Sexism in the workplace is becoming increasingly common and although it is a real problem, but it is still a complicated topic to address. We know this a reoccurring issue as the gender pay gap still exists and women are still underrepresented in the top jobs.
Many women experience indirect forms of discrimination including sexist jokes, rude comments and have to complete certain office tasks that wouldn’t be asked of a man. However it is a difficult problem to navigate with many females feeling like they have to tolerate this behaviour in fear of being labelled as “moody” or “sensitive”.

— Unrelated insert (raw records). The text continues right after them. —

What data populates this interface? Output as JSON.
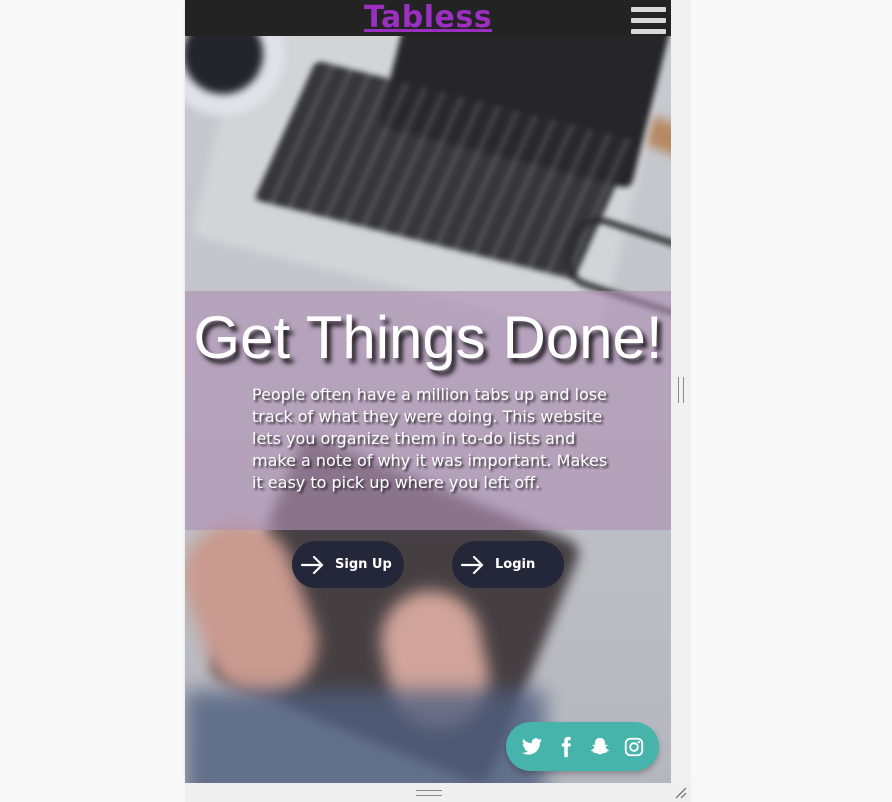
{
  "navbar": {
    "brand": "Tabless",
    "menu_icon": "hamburger-menu-icon"
  },
  "hero": {
    "headline": "Get Things Done!",
    "description": "People often have a million tabs up and lose track of what they were doing. This website lets you organize them in to-do lists and make a note of why it was important. Makes it easy to pick up where you left off."
  },
  "buttons": {
    "signup_label": "Sign Up",
    "login_label": "Login",
    "arrow_icon": "arrow-right-icon"
  },
  "social": {
    "icons": [
      "twitter-icon",
      "facebook-icon",
      "snapchat-icon",
      "instagram-icon"
    ]
  },
  "colors": {
    "navbar_bg": "#232323",
    "brand": "#9a2fc0",
    "hero_overlay": "#af91b4",
    "button_bg": "#24263a",
    "social_bg": "#46b4ab"
  }
}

Addressing the issue can be awkward but most companies have sexual harassment and discrimination policies in place for the obvious incidences. However it is harder to know how to handle everyday sexism that appears in a more subtle form. There is no simple answer on what to do in these situations without possibly facing a backlash from fellow colleagues but it shouldn’t be tolerated, so here are some tips to try if you have to deal with everyday sexism.
If you are always been targeted with the “office housework” which includes tasks such as making tea, or filing paperwork, take a moment to ask your employer for a simple explanation as to why you are repeatedly tasked with these duties.
Switch it around
If someone in your workplace makes a sexist comment, ask that person if they would have said the same thing to man e.g. “Do you comment on your male co-workers work”, “Would you of said comment that to a man”. These questions can be asked in a non-aggressive way that and can be a simple way to address a problem without appearing threatening.
Have a private chat
Some people can get defensive and annoyed when called out in front of others, however if you feel that a colleague is being sexist pull them to one side and ask them to discuss the matter. It is good to make your position clear and it may make them think twice about what they saying.
Don’t laugh at the jokes
Don’t laugh at the jokes– If your colleagues are making sexist jokes, it is best not to laugh at all or even show a reaction to what was said. This will make your stance clear and show the class clown that he/she isn’t funny.
Ask them to repeat what they said
When a sexist remark or joke is made, respond by asking that person to repeat it. Sometimes being forced to say it again will remove the context, put them in an awkward position, and may make that person realise that what was said is inappropriate and not funny.
Keep a record and approach your employer
If sexism is a recurring issue in your workplace then it is a good idea to keep a record of it. This can also be helpful in the future when you approach the HR department or your boss about the problems you have experienced.
If it is interfering with your ability to complete your work properly or it is bringing you down emotionally then file a formal complaint. They should value you as an employee and take action on your problems.
Everyone has their different ways of coping with sexism but no one should have to deal with it every day, especially in their workplace.